You are viewing a plain text version of this content. The canonical link for it is here.
Posted to issues@spark.apache.org by "Xingbo Jiang (JIRA)" <ji...@apache.org> on 2019/02/27 16:47:00 UTC
[jira] [Commented] (SPARK-27005) Design sketch: Accelerator-aware scheduling

    [ https://issues.apache.org/jira/browse/SPARK-27005?page=com.atlassian.jira.plugin.system.issuetabpanels:comment-tabpanel&focusedCommentId=16779503#comment-16779503 ] 
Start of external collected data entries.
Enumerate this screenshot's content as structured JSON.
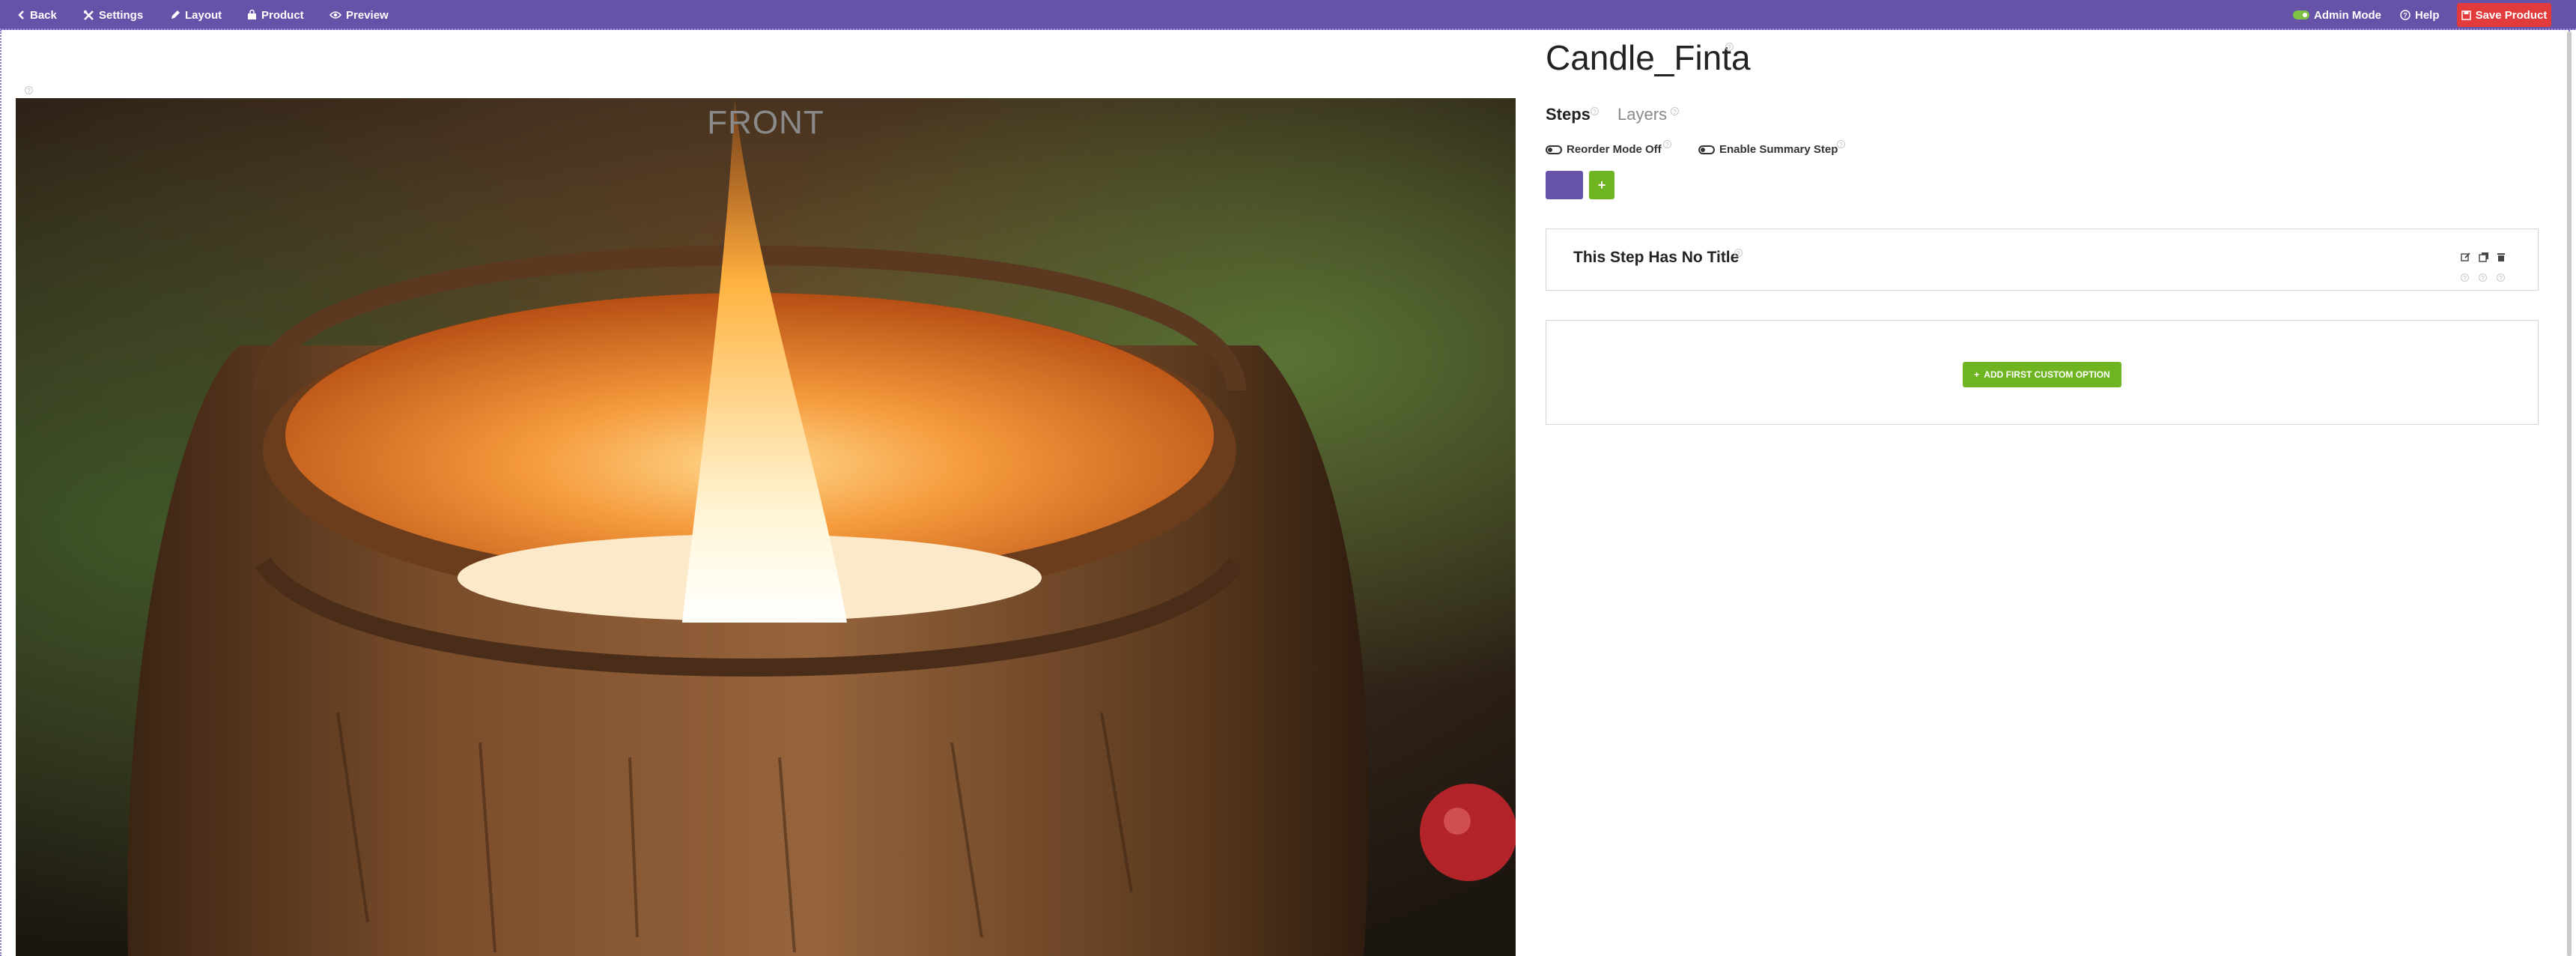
{
  "topbar": {
    "back_label": "Back",
    "settings_label": "Settings",
    "layout_label": "Layout",
    "product_label": "Product",
    "preview_label": "Preview",
    "admin_mode_label": "Admin Mode",
    "help_label": "Help",
    "save_label": "Save Product",
    "admin_mode_on": true
  },
  "canvas": {
    "view_label": "FRONT"
  },
  "product": {
    "title": "Candle_Finta"
  },
  "tabs": [
    {
      "label": "Steps",
      "active": true
    },
    {
      "label": "Layers",
      "active": false
    }
  ],
  "options": {
    "reorder_label": "Reorder Mode Off",
    "summary_label": "Enable Summary Step",
    "add_symbol": "+"
  },
  "step": {
    "title": "This Step Has No Title"
  },
  "custom_options": {
    "add_first_label": "ADD FIRST CUSTOM OPTION",
    "add_symbol": "+"
  },
  "colors": {
    "topbar": "#6652a8",
    "save": "#e23b3b",
    "accent_green": "#6fb522",
    "step_swatch": "#6652a8"
  },
  "help_glyph": "?"
}
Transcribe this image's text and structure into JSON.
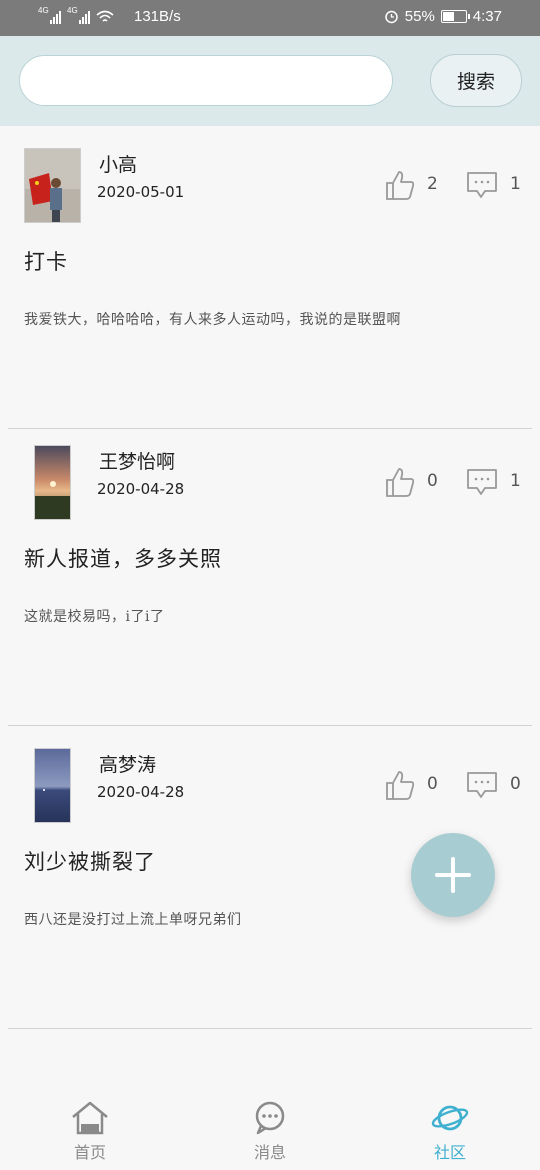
{
  "status_bar": {
    "network_1": "4G",
    "network_2": "4G",
    "speed": "131B/s",
    "battery_percent": "55%",
    "battery_level": 0.55,
    "time": "4:37"
  },
  "search": {
    "placeholder": "",
    "value": "",
    "button_label": "搜索"
  },
  "posts": [
    {
      "username": "小高",
      "date": "2020-05-01",
      "likes": "2",
      "comments": "1",
      "title": "打卡",
      "body": "我爱铁大，哈哈哈哈，有人来多人运动吗，我说的是联盟啊"
    },
    {
      "username": "王梦怡啊",
      "date": "2020-04-28",
      "likes": "0",
      "comments": "1",
      "title": "新人报道，多多关照",
      "body": "这就是校易吗，i了i了"
    },
    {
      "username": "高梦涛",
      "date": "2020-04-28",
      "likes": "0",
      "comments": "0",
      "title": "刘少被撕裂了",
      "body": "西八还是没打过上流上单呀兄弟们"
    }
  ],
  "nav": {
    "items": [
      {
        "label": "首页",
        "icon": "home-icon"
      },
      {
        "label": "消息",
        "icon": "message-icon"
      },
      {
        "label": "社区",
        "icon": "planet-icon"
      }
    ],
    "active_index": 2
  },
  "colors": {
    "header_bg": "#dce9ea",
    "accent": "#3fb0cf",
    "fab": "#a7ccd2",
    "status_bar": "#7b7b7b"
  }
}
Xingbo Jiang commented on SPARK-27005:
--------------------------------------

*API Changes [draft pending design discussion]*
class RDD[T] {

    /** Indicate resources requirement on computing the RDD. */
    def requireResources(numCores: Int, accelerators: Map[String, Int]): RDD[T] = ???

}

class TaskContext {

    /** Indexes of accelerators allocated to this task. **/
    def accelerators(): Seq[Int] = ???

}

/** Resource requirements for each task. **/
case class TaskResourceRequirements(
    numCores: Int,
    accelerators: Map[String, Int] = Map.empty)

*Design Sketch*

*Task Resource Requirements*
We use a case class TaskResourceRequirements to represent resource requirements for each task, it contains the messages that the number of cores required and a map of accelerator resources requirements. Users can change the message from RDD API, then the class is generated from the RDD chain in DAGScheduler, and finally passed to TaskScheduler.

*spark.task.cpus and spark.task.gpus*
Add a new config spark.task.gpus to specify the default number of GPUs required per task. This config is used similar to spark.task.cpus, if user doesn’t specify task resource requirements from RDD/PandasUDF API, then spark.task.cpus and spark.task.gpus are used as default value.

CPUS_PER_TASK(spark.task.cpus) is a global config with int value to specify the number of cores each task shall be assigned. Since we make task resource requirement a per-stage config, to keep backward compatibility of CPUS_PER_TASK, we shall change its default value to 1 core and empty accelerator resources, and make it the default resource requirements for each RDD unless override or user specifies.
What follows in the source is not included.